Pero en realidad el presupuesto de la educación tiene un gran problema: su distribución entre funcionamiento e inversión. De los $43 billones del presupuesto 2020 que se discute en el Congreso, 91% es para funcionamiento y 9% para inversión. Una reforma educativa estructural debería llevar gradualmente la relación a 80% y 20% para elevar la calidad.
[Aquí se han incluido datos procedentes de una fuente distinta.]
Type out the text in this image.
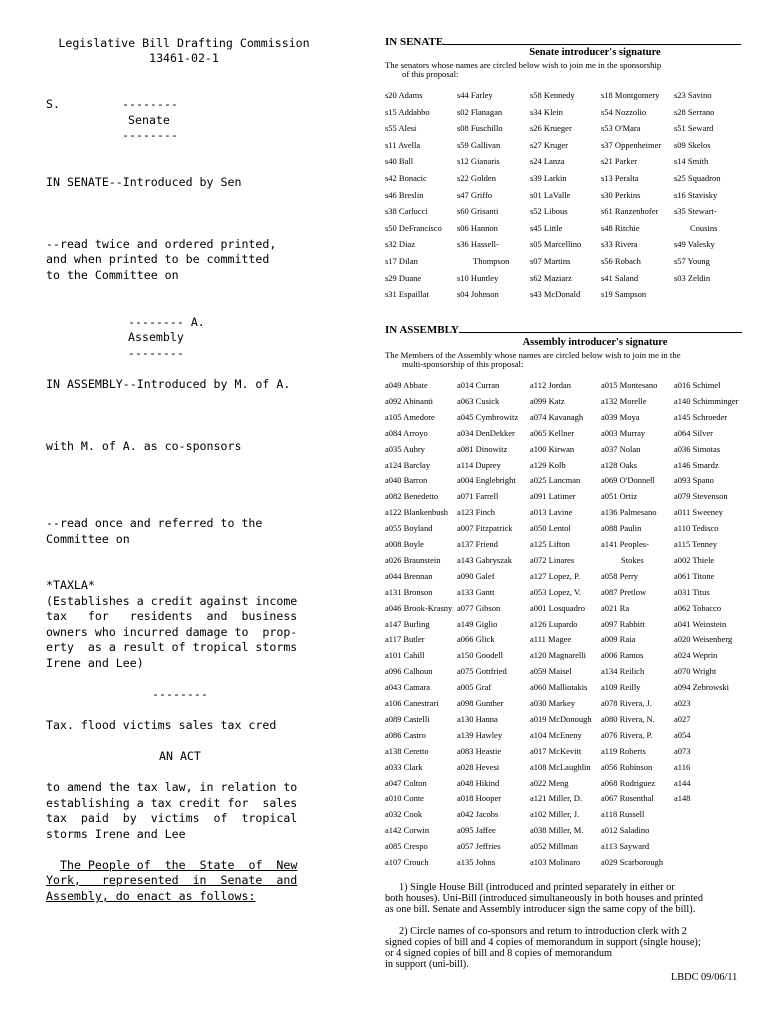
Legislative Bill Drafting Commission
13461-02-1
S.	--------
Senate
--------
IN SENATE--Introduced by Sen
--read twice and ordered printed,
and when printed to be committed
to the Committee on
-------- A.
Assembly
--------
IN ASSEMBLY--Introduced by M. of A.
with M. of A. as co-sponsors
--read once and referred to the
Committee on
*TAXLA*
(Establishes a credit against income
tax   for   residents  and  business
owners who incurred damage to  prop-
erty  as a result of tropical storms
Irene and Lee)
--------
Tax. flood victims sales tax cred
AN ACT
to amend the tax law, in relation to
establishing a tax credit for  sales
tax  paid  by  victims  of  tropical
storms Irene and Lee
The People of  the  State  of  New
York,   represented  in  Senate  and
Assembly, do enact as follows:
IN SENATE
Senate introducer's signature
The senators whose names are circled below wish to join me in the sponsorship
of this proposal:
s20 Adams	s44 Farley	s58 Kennedy	s18 Montgomery s23 Savino
s15 Addabbo	s02 Flanagan	s34 Klein	s54 Nozzolio	s28 Serrano
s55 Alesi	s08 Fuschillo	s26 Krueger	s53 O'Mara	s51 Seward
s11 Avella	s59 Gallivan	s27 Kruger	s37 Oppenheimer s09 Skelos
s40 Ball	s12 Gianaris	s24 Lanza	s21 Parker	s14 Smith
s42 Bonacic	s22 Golden	s39 Larkin	s13 Peralta	s25 Squadron
s46 Breslin	s47 Griffo	s01 LaValle	s30 Perkins	s16 Stavisky
s38 Carlucci	s60 Grisanti	s52 Libous	s61 Ranzenhofer s35 Stewart-
s50 DeFrancisco s06 Hannon	s45 Little	s48 Ritchie	Cousins
s32 Diaz	s36 Hassell-	s05 Marcellino s33 Rivera	s49 Valesky
s17 Dilan	Thompson s07 Martins	s56 Robach	s57 Young
s29 Duane	s10 Huntley	s62 Maziarz	s41 Saland	s03 Zeldin
s31 Espaillat	s04 Johnson	s43 McDonald s19 Sampson
IN ASSEMBLY
Assembly introducer's signature
The Members of the Assembly whose names are circled below wish to join me in the
multi-sponsorship of this proposal:
a049 Abbate	a014 Curran	a112 Jordan	a015 Montesano a016 Schimel
a092 Abinanti	a063 Cusick	a099 Katz	a132 Morelle	a140 Schimminger
a105 Amedore	a045 Cymbrowitz a074 Kavanagh a039 Moya	a145 Schroeder
a084 Arroyo	a034 DenDekker a065 Kellner	a003 Murray	a064 Silver
a035 Aubry	a081 Dinowitz	a100 Kirwan	a037 Nolan	a036 Simotas
a124 Barclay	a114 Duprey	a129 Kolb	a128 Oaks	a146 Smardz
a040 Barron	a004 Englebright a025 Lancman a069 O'Donnell a093 Spano
a082 Benedetto a071 Farrell	a091 Latimer	a051 Ortiz	a079 Stevenson
a122 Blankenbush a123 Finch	a013 Lavine	a136 Palmesano a011 Sweeney
a055 Boyland	a007 Fitzpatrick a050 Lentol	a088 Paulin	a110 Tedisco
a008 Boyle	a137 Friend	a125 Lifton	a141 Peoples-	a115 Tenney
a026 Braunstein a143 Gabryszak a072 Linares	Stokes	a002 Thiele
a044 Brennan	a090 Galef	a127 Lopez, P. a058 Perry	a061 Titone
a131 Bronson	a133 Gantt	a053 Lopez, V. a087 Pretlow	a031 Titus
a046 Brook-Krasny a077 Gibson	a001 Losquadro a021 Ra	a062 Tobacco
a147 Burling	a149 Giglio	a126 Lupardo	a097 Rabbitt	a041 Weinstein
a117 Butler	a066 Glick	a111 Magee	a009 Raia	a020 Weisenberg
a101 Cahill	a150 Goodell	a120 Magnarelli a006 Ramos	a024 Weprin
a096 Calhoun	a075 Gottfried	a059 Maisel	a134 Reilich	a070 Wright
a043 Camara	a005 Graf	a060 Malliotakis a109 Reilly	a094 Zebrowski
a106 Canestrari a098 Gunther	a030 Markey	a078 Rivera, J.	a023
a089 Castelli	a130 Hanna	a019 McDonough a080 Rivera, N. a027
a086 Castro	a139 Hawley	a104 McEneny a076 Rivera, P.	a054
a138 Ceretto	a083 Heastie	a017 McKevitt a119 Roberts	a073
a033 Clark	a028 Hevesi	a108 McLaughlin a056 Robinson	a116
a047 Colton	a048 Hikind	a022 Meng	a068 Rodriguez a144
a010 Conte	a018 Hooper	a121 Miller, D. a067 Rosenthal a148
a032 Cook	a042 Jacobs	a102 Miller, J.	a118 Russell
a142 Corwin	a095 Jaffee	a038 Miller, M. a012 Saladino
a085 Crespo	a057 Jeffries	a052 Millman	a113 Sayward
a107 Crouch	a135 Johns	a103 Molinaro a029 Scarborough
1) Single House Bill (introduced and printed separately in either or
both houses). Uni-Bill (introduced simultaneously in both houses and printed
as one bill. Senate and Assembly introducer sign the same copy of the bill).
2) Circle names of co-sponsors and return to introduction clerk with 2
signed copies of bill and 4 copies of memorandum in support (single house);
or 4 signed copies of bill and 8 copies of memorandum
in support (uni-bill).
LBDC 09/06/11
Como mostró la Comisión del Gasto y la Inversión Pública, estamos “volados” en este indicador fundamental frente a países de referencia.
Lo que tenemos en Colombia es un gasto de funcionamiento alto e inflexible sin incentivos adecuados para elevar la calidad y poca inversión en calidad. La nivelación salarial y los acuerdos con el magisterio nos han llevado a que el costo de la nómina se coma cada vez más los ingresos del SGP. Esta tendencia es insostenible y se refleja en el deterioro físico de miles de instituciones educativas, que menos van a tener para innovaciones pedagógicas que eleven la calidad educativa.
Sin embargo, nos da susto explicarle a Fecode que no podemos seguir aumentando el monto del presupuesto de educación para reproducir la estructura del gasto entre nómina e inversión. Que no es “normal” que hagan paros cuando quieran por los motivos que les plazca ideológica y políticamente, y que los docentes no respondan por el aprendizaje de los niños. Y tampoco es normal dar por perdida la batalla política y cultural por la educación sin haberla intentado siquiera.